Salvage Wire

Salvage Wire
Helping Automotive recyclers become leaders in their industry

Friday, 5 August 2011

Indian Auto Recycling

In India, cars driven for 15-20 years until they can no longer be cajoled into life often land at scrap dealers, to be dismantled and their innards reused with little regard for the environment. An experiment is in the works just outside Chennai to tweak this picture.

As India’s annual car sales climb at a 30% clip to touch 2.5 million in 2010-11, according to the Society of Indian Automobile Manufacturers (Siam), as people upgrade from hatchbacks to sedans, and as accidents rise and loan defaults soar, more cars are entering scrapyards where engine oil leaches into the ground and lead poisoning lurks as batteries are taken apart.

A recycling unit launched on Tuesday 55km outside Chennai, close to the local factories of foreign auto makers including Ford Motor Co. and the Renault-Nissan alliance, may offer a cleaner and greener solution for the reuse or disposal of automotive parts. The 340-acre facility to the south-west of Chennai, in Oragadam, is a creation of Siam and the ministry of heavy industries that will dismantle cars that are no longer road-worthy.

The compact unit currently working on 100 two-wheelers and 25 four-wheelers will be run primarily on manual labour, unlike heavily automated recycling centres abroad, Siam Recycling Group chairman N.S. Mohan Ram said.

Over three months, workers will dismantle each car and two-wheeler, and after removing parts that can be reused or recycled, and other parts such as glass and fabric that must go into landfills, large parts will be compressed by a hydraulic press to occupy smaller spaces.

“There are strict regulations worldwide on the end of life of vehicles,” said K.K. Gandhi, executive director (technical), Siam. “In India, vehicles are bought by kabadiwallahs (scrap dealers) in areas like Mayapuri in Delhi.

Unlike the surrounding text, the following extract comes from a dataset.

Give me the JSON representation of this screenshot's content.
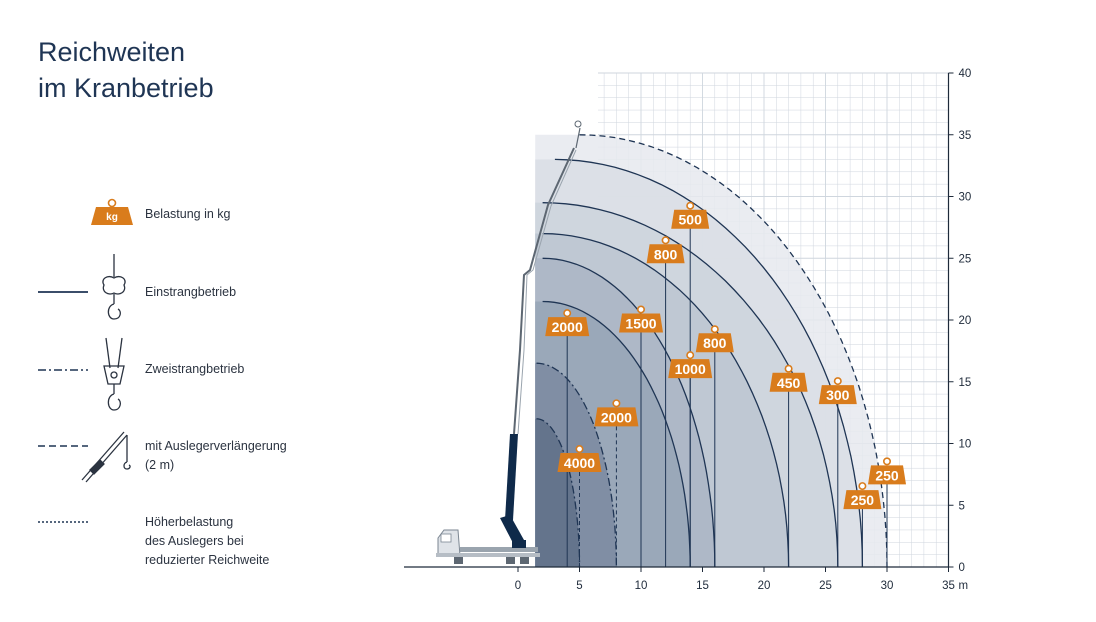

They dismantle the vehicle, take away the bearings, electrical parts, body parts, to recycle. The whole system is very unhygienic and can handle only low volumes.”

S.S. Chawla, 30, entered his father’s 25-year-old scrap business in Mayapuri about a decade ago. The west Delhi recycling hub grabbed headlines last year following the death of a scrapyard worker from exposure to radiation from junked equipment containing nuclear material.

While there may be little adherence to environmental norms, it is undeniable that he and other scrap dealers are a valuable and cheap source of replacement for rural car owners and taxi operators who cannot afford a Rs.4,000 tyre to replace a worn-out wheel. Many car owners head to this junkyard heaven to pick a cheaper tyre ripped off from a partially damaged vehicle for Rs.800-1,000.

“There are no norms for taxing old and polluting cars,” said Kumar Kandaswami, an automotive industry specialist at consultancy Deloitte Touche Tohmatsu India Pvt. Ltd. “So there’s no motivation for people to retire their cars. A new car run in Chennai may wind up in Tuticorin (500km away) after a few years.”

Indeed, business and competition has picked up, said Chawla, as have piles of garbage generated from unusable auto parts such as glass components and plastic innards.

Chennai’s Mayapuri lies to the north-west of the city, in Pudupet. The air here reeks of automotive fluids. The soil is a shimmering dark gray mix of grease and shattered glass. Many of Pudupet’s scrap shops that line every inch of its streets are stuffed with car tyres, doors, mirrors, bumpers and other tubular and metal components. The fast-growing loot comes from financiers auctioning vehicles confiscated from defaulting borrowers, insurance companies and even the forest department that finds orphaned vehicles.

But even as the resale of automotive parts may seem a logical extension of the pervasive Indian habit of reusing things, it inadvertently involves violation of environmental norms, say ecological experts.

“There is always the danger of overstepping that line by using products that may not be fit enough to be used,” said Priti Mahesh, project manager with Delhi-based environmental not-for-profit Toxics Link.

Amid increasing labour costs to repair dented bumpers and doors defaced by accidents, the rising stock of unblemished doors recovered from vehicles brought to Chennai and Delhi’s scrap dealers finds several takers.

Still, a soaring mountain of metal spares—70% versus 30% of total scrap volumes 20 years ago, according to several Pudupet traders—don’t find buyers and are sold by weight at a profit given rising aluminium, steel and copper prices.

The rise in melting and reuse of such parts by the unorganized sector, which could be lethal to air and water in the surrounding areas, offers a compelling reason for ecologically cleaner measures to recycle automotive parts.

“Usually, the informal sector cuts corners as much as possible, but recovery efficiency is much lower and you may be losing a lot of resources that can be recycled,” said Toxics Link’s Mahesh. “There is a need for an organized sector effort to reuse parts of cars or two-wheelers with adherence to environmental norms.”

Amritha Venketakrishnan contributed to this story.